Pre 8.x 相当于 CUDA 中的 __reduce_max_sync()答案

【问题标题】：Pre 8.x equivalent of __reduce_max_sync() in CUDAPre 8.x 相当于 CUDA 中的 __reduce_max_sync()
【发布时间】：2021-12-04 08:25:28
【问题描述】：

cuda-memcheck 在执行以下操作的代码中检测到竞争条件：

condition = /*different in each thread*/;
shared int owner[nWarps];
/* ... owner[i] is initialized to blockDim.x+1 */
if(condition) {
    owner[threadIdx.x/32] = threadIdx.x;
}

所以基本上这段代码根据某些条件计算每个经纱的所有者线程。对于某些 warp 可能没有所有者，但对于某些所有者的数量可能超过 1，然后会发生竞争条件，因为多个线程将值分配给同一共享内存区域。

在尝试了文档之后，我认为我需要的可以完成：

const uint32_t mask = __ballot_sync(0xffffffff, condition);
if(mask != 0) {
    const unsigned max_owner = __reduce_max_sync(mask, threadIdx.x);
    if(threadIdx.x == max_owner) {
        // at most 1 thread assigns here per warp
        owner[threadIdx.x/32] = max_owner;
    }
}

但是，我的尝试有两个问题：

我真的不需要找到最大线程 - 如果有 condition==true 的线程，为每个经纱选择任何 1 个线程就足够了
它需要 CUDA 计算能力 8.x，而我需要支持 5.2 计算能力的设备

您能帮我解决以上问题吗？

【问题讨论】：

为什么让比赛条件决定，不合适？如果您将共享内存声明为 volatile 并同步 warp，您可以回读并知道所有者是谁。
@Sebastian , cuda-memcheck --tool racecheck 抱怨此类代码级别为 ERROR。

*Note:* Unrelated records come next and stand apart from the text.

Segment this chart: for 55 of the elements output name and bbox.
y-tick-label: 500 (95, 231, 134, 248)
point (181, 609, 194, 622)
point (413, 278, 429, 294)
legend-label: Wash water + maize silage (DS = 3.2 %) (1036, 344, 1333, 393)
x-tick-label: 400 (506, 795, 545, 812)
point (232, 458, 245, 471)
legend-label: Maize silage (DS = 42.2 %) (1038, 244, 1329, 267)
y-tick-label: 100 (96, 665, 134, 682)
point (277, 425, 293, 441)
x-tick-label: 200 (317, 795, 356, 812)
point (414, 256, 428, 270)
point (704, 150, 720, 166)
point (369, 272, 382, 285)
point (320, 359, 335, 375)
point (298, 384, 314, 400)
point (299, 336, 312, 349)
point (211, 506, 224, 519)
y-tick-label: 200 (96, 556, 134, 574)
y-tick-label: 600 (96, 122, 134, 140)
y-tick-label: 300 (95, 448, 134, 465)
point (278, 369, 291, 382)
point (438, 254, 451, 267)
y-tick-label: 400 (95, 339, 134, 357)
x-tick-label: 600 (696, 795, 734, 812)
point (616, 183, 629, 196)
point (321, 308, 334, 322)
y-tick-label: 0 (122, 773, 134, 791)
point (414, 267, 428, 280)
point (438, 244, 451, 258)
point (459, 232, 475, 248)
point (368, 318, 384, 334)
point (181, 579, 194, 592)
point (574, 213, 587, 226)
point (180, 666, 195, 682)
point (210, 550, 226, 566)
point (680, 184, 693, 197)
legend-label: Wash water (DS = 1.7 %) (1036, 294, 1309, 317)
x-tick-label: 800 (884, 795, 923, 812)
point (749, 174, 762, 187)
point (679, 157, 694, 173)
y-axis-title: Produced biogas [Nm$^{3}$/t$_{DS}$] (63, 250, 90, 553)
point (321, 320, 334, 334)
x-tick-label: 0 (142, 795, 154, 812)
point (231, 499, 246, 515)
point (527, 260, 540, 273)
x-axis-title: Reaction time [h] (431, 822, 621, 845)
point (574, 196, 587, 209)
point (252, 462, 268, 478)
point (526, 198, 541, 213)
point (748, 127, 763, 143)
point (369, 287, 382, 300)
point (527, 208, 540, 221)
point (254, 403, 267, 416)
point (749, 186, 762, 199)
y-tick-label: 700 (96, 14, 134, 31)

标签： c++ parallel-processing cuda gpu-warp compute-capability

【解决方案1】：

以下函数似乎可以解决问题：

void SetOwnerThread(int* dest, const bool condition) {
  const uint32_t mask = __ballot_sync(0xffffffff, condition);
  if(!mask) {
    return;
  }
  const uint32_t lowest_bit = mask & -mask;
  const uint32_t my_bit = (1 << (threadIdx.x & 31));
  if(lowest_bit == my_bit) {
    dest = threadIdx.x;
  }
}

【讨论】：